The proposal was submitted to Prime Minister Narendra Modi ahead of World Environment Day by the MMR-based NatConnect Foundation along with a detailed 10-page policy white paper.

The initiative aims to transform the Mumbai region into a global model that integrates wetlands, mangroves, mudflats, flamingo habitats, carbon sequestration, eco-tourism and climate finance under a comprehensive climate-resilience framework.
Responding within 24 hours of the submission, the Union Ministry of Environment, Forest and Climate Change (MoEFCC) appreciated the proposal and directed the Maharashtra State Wetland Authority to examine it on a priority basis. The ministry has also sought an action-taken report from the state authority.
The proposal assumes significance at a time when Mumbai and surrounding urban areas are facing increasing climate-related challenges, including recurrent flooding, rising temperatures, coastal vulnerability and ecological degradation caused by reclamation and unplanned urbanisation.
According to the white paper, flamingos are not merely migratory birds that attract tourists, but ecological indicator species whose presence reflects the health of interconnected wetlands and tidal ecosystems across Thane Creek, Sewri mudflats, Uran wetlands and Navi Mumbai’s coastal regions.
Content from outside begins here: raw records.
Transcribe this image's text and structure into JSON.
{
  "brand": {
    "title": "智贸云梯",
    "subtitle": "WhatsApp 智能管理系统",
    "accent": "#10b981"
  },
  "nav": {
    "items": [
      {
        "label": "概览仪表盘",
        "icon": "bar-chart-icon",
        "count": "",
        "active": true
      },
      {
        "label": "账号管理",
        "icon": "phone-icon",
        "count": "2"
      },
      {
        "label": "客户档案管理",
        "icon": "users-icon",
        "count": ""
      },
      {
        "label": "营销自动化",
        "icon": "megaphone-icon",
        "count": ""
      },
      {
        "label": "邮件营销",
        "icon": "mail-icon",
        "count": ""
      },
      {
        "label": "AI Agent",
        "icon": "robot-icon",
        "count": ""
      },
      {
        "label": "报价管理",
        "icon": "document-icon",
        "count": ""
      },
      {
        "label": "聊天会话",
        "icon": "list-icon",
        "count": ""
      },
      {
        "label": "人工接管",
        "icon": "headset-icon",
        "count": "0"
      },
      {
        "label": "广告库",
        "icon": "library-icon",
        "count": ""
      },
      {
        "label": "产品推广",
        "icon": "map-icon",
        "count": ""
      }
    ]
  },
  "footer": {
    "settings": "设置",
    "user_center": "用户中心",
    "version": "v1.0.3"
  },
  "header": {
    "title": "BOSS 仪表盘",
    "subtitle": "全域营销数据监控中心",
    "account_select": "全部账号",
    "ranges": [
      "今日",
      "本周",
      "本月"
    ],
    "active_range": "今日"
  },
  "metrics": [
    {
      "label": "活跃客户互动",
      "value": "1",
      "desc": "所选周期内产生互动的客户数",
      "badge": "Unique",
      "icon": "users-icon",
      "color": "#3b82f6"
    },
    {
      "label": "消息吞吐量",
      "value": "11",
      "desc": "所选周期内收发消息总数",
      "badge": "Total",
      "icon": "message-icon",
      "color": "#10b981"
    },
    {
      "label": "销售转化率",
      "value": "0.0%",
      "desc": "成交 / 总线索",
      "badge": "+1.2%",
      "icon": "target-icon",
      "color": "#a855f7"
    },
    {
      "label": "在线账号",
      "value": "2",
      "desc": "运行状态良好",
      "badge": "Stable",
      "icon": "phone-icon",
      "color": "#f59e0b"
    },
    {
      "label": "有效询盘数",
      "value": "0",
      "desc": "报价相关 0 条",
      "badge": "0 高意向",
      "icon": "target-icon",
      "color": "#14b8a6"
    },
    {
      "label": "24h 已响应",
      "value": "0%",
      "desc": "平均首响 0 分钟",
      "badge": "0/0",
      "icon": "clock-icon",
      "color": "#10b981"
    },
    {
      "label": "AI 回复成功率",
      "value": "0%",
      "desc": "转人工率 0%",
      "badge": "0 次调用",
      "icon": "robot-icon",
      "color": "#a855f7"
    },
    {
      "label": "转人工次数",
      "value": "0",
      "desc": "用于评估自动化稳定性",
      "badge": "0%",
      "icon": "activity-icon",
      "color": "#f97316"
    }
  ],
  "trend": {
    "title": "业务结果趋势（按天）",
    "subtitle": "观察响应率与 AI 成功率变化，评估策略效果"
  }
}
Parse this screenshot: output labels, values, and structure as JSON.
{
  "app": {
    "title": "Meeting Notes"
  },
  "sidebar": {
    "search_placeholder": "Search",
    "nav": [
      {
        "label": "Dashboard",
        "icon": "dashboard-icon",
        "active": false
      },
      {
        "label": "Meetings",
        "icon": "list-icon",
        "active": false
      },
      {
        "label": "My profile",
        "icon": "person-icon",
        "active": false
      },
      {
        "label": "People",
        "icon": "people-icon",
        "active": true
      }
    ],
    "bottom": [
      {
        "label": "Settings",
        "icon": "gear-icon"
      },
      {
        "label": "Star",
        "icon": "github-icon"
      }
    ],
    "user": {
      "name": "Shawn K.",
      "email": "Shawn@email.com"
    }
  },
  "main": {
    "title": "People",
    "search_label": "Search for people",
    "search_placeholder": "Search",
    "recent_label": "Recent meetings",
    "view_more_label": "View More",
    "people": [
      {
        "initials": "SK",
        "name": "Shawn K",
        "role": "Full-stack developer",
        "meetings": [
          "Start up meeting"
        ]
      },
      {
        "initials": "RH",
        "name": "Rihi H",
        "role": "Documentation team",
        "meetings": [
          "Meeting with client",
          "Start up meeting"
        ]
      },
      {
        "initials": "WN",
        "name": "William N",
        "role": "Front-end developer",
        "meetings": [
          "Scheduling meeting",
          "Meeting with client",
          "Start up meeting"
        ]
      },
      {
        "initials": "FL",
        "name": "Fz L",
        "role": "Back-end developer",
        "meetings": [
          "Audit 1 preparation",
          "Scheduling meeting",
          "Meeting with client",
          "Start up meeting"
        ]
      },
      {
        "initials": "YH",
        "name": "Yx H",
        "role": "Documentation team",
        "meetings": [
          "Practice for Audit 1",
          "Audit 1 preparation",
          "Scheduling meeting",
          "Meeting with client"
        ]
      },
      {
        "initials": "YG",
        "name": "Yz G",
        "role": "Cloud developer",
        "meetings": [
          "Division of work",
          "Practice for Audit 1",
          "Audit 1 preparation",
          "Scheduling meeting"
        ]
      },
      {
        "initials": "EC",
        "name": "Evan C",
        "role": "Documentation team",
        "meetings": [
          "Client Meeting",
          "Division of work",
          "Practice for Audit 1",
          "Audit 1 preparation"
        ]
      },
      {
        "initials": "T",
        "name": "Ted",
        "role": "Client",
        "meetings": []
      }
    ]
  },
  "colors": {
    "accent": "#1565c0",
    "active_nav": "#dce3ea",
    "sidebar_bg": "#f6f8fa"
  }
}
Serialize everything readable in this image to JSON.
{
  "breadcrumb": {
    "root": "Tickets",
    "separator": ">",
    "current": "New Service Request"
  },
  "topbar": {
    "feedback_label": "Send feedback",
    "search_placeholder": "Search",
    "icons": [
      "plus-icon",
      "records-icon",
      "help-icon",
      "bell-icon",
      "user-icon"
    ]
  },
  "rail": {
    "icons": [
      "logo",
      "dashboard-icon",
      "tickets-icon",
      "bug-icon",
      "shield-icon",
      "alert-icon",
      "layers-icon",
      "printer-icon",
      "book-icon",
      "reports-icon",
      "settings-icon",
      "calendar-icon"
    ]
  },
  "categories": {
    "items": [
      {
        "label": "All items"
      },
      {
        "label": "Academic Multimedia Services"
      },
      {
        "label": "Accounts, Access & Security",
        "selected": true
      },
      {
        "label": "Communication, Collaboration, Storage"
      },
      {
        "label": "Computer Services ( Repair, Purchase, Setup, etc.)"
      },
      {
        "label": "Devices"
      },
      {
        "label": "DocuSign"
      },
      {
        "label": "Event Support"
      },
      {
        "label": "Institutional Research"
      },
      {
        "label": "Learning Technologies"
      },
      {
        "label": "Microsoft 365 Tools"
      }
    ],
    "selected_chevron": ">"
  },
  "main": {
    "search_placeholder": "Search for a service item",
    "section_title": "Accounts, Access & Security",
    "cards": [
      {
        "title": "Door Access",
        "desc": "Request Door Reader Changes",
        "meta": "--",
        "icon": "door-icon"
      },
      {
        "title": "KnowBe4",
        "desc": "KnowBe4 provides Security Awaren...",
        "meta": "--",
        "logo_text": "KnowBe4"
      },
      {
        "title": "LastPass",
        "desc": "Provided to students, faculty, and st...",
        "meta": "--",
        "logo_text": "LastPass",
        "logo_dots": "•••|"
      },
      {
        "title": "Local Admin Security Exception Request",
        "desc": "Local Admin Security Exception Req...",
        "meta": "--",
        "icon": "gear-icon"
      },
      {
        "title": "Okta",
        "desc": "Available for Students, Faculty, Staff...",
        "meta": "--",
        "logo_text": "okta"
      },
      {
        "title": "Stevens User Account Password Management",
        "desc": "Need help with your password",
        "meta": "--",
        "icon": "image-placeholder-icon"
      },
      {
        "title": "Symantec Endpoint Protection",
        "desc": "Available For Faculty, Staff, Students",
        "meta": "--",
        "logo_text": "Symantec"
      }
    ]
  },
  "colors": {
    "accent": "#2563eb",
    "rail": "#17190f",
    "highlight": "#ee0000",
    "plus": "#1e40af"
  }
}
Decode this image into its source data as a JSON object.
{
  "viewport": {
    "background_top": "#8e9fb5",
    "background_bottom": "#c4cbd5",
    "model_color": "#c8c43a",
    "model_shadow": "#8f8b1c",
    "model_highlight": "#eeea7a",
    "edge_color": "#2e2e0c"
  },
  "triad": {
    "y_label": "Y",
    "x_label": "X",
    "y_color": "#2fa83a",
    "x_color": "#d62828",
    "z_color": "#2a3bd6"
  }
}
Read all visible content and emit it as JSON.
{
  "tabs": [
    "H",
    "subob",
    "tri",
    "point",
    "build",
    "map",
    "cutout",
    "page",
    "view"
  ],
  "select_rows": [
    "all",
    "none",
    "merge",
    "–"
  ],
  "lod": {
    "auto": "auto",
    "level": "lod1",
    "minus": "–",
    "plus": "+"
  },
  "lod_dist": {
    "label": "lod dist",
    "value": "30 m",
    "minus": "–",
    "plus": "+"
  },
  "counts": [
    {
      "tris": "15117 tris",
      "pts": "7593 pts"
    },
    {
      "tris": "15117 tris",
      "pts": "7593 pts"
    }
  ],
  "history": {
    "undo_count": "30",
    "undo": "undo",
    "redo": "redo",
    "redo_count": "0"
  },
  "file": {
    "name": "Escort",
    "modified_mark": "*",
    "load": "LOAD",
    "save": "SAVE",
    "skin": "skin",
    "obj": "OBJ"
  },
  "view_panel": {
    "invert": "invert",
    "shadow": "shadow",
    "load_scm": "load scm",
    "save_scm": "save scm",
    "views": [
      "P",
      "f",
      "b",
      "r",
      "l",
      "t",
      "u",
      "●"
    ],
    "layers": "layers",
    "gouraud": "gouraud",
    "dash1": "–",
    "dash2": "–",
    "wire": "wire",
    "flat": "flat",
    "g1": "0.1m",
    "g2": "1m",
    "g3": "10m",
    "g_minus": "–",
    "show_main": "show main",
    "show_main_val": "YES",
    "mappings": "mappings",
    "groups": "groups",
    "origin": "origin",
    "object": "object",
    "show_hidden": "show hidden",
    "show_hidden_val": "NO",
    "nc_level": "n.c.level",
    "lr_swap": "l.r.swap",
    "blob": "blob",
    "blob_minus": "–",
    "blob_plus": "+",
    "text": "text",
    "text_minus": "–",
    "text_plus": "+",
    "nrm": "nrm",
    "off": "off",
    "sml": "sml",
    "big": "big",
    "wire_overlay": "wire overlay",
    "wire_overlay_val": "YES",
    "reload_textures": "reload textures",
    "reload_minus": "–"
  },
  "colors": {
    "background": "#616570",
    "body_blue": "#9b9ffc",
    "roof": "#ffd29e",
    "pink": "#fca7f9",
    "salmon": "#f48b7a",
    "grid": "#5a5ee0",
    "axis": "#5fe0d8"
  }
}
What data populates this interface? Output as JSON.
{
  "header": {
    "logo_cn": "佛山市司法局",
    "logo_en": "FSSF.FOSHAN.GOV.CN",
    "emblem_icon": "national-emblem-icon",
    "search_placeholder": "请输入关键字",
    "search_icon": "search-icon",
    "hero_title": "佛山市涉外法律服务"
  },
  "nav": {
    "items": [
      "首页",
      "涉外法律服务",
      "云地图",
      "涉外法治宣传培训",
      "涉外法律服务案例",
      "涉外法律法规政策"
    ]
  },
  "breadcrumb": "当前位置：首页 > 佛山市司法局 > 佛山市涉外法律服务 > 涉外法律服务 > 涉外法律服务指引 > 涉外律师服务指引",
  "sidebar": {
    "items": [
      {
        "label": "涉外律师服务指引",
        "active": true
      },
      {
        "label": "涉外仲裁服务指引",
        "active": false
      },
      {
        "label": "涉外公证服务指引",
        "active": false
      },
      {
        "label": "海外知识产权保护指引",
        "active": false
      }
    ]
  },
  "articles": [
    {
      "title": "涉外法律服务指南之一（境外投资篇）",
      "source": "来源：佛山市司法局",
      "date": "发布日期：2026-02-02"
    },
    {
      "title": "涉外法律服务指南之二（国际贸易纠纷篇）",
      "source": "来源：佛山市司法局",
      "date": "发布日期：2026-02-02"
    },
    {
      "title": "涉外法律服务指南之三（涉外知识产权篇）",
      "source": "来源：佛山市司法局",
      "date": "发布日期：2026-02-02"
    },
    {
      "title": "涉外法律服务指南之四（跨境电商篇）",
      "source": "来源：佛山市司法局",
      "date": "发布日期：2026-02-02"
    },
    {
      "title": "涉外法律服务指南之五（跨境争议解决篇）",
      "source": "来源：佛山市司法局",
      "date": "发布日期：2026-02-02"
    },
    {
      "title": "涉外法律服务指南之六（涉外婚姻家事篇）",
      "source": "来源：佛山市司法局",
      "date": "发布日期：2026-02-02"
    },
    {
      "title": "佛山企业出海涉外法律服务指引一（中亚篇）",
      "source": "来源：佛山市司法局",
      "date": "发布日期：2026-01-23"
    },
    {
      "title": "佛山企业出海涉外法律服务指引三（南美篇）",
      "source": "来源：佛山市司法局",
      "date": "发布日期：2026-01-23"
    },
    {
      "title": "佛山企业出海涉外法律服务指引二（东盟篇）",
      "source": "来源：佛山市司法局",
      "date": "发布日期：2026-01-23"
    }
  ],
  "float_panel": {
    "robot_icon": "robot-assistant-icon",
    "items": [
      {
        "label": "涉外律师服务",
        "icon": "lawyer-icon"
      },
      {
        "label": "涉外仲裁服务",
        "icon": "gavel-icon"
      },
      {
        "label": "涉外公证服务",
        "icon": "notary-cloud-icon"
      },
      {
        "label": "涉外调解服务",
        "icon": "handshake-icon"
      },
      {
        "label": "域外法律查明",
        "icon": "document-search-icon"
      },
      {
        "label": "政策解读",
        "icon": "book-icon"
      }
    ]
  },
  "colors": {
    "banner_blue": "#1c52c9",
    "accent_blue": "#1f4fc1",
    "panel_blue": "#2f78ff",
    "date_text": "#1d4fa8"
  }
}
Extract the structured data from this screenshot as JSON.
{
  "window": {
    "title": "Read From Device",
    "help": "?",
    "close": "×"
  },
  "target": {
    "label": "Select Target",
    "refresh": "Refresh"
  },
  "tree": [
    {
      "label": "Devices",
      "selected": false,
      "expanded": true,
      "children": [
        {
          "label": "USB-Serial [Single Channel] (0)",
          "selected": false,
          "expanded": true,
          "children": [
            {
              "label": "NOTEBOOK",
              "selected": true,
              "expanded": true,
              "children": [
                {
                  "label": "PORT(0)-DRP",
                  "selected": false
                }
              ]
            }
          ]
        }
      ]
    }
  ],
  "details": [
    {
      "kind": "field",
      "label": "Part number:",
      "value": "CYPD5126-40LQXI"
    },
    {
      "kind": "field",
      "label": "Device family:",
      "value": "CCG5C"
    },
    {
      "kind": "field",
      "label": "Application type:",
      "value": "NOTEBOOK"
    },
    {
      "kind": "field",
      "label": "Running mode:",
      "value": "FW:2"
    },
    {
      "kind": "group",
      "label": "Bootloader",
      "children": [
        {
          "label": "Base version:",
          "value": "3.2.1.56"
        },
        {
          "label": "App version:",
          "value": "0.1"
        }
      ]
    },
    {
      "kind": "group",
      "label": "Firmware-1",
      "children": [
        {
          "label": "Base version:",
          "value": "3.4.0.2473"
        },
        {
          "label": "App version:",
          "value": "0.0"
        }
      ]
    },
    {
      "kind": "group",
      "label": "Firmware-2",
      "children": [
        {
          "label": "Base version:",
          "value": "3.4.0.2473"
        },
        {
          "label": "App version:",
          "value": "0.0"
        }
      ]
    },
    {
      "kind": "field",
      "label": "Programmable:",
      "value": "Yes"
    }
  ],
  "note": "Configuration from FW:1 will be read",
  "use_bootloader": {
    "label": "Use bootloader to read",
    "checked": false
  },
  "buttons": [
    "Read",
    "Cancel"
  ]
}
NatConnect director B N Kumar warned that ecologically sensitive wetlands were increasingly being treated as “monetisable land parcels” despite their long-term environmental and economic value.
The paper cited CIDCO’s proposal to monetise the 12-hectare DPS Flamingo Lake parcel, even as the site is under consideration for Conservation Reserve status, highlighting what environmentalists describe as a conflict between rapid urban expansion and ecological sustainability.
Environmental groups across the Mumbai Metropolitan Region supported the proposal and cautioned that continued destruction of wetlands and disruption of natural tidal systems were worsening flood risks in the region.
Nandakumar Pawar of Sagar Shakti said reclamation activities were weakening the area’s natural flood-buffer systems, thereby increasing the damage caused by extreme rainfall events.
Jyoti Nadkarni of the Kharghar Hills and Wetlands Forum described flamingos as “keystone wetland species” whose feeding activity helps aerate mudflats, oxygenate sediments and regulate algae, thereby supporting marine biodiversity and sustaining fish and crustacean populations relied upon by coastal communities.
Palm Beach Greens convenor Shrikant Patki said Mumbai’s long-term economic resilience would depend more on protecting wetlands, mangroves and tidal ecosystems than on unchecked concrete-driven development.
The policy document also highlighted that mangroves and tidal wetlands are among the world’s most carbon-rich ecosystems and play a vital role in carbon absorption, flood mitigation, urban cooling and biodiversity conservation.
It further noted that wetlands generate long-term ecological and economic benefits through blue-carbon credits, eco-tourism, biodiversity finance and reduced flood-related losses — advantages that are often ignored in conventional real-estate valuation systems.
Environmentalists warned that continued reclamation, pollution and fragmented urbanisation could irreversibly damage one of India’s most valuable coastal ecosystems at a time when cities around the world are increasingly adopting nature-based climate solutions to tackle climate change.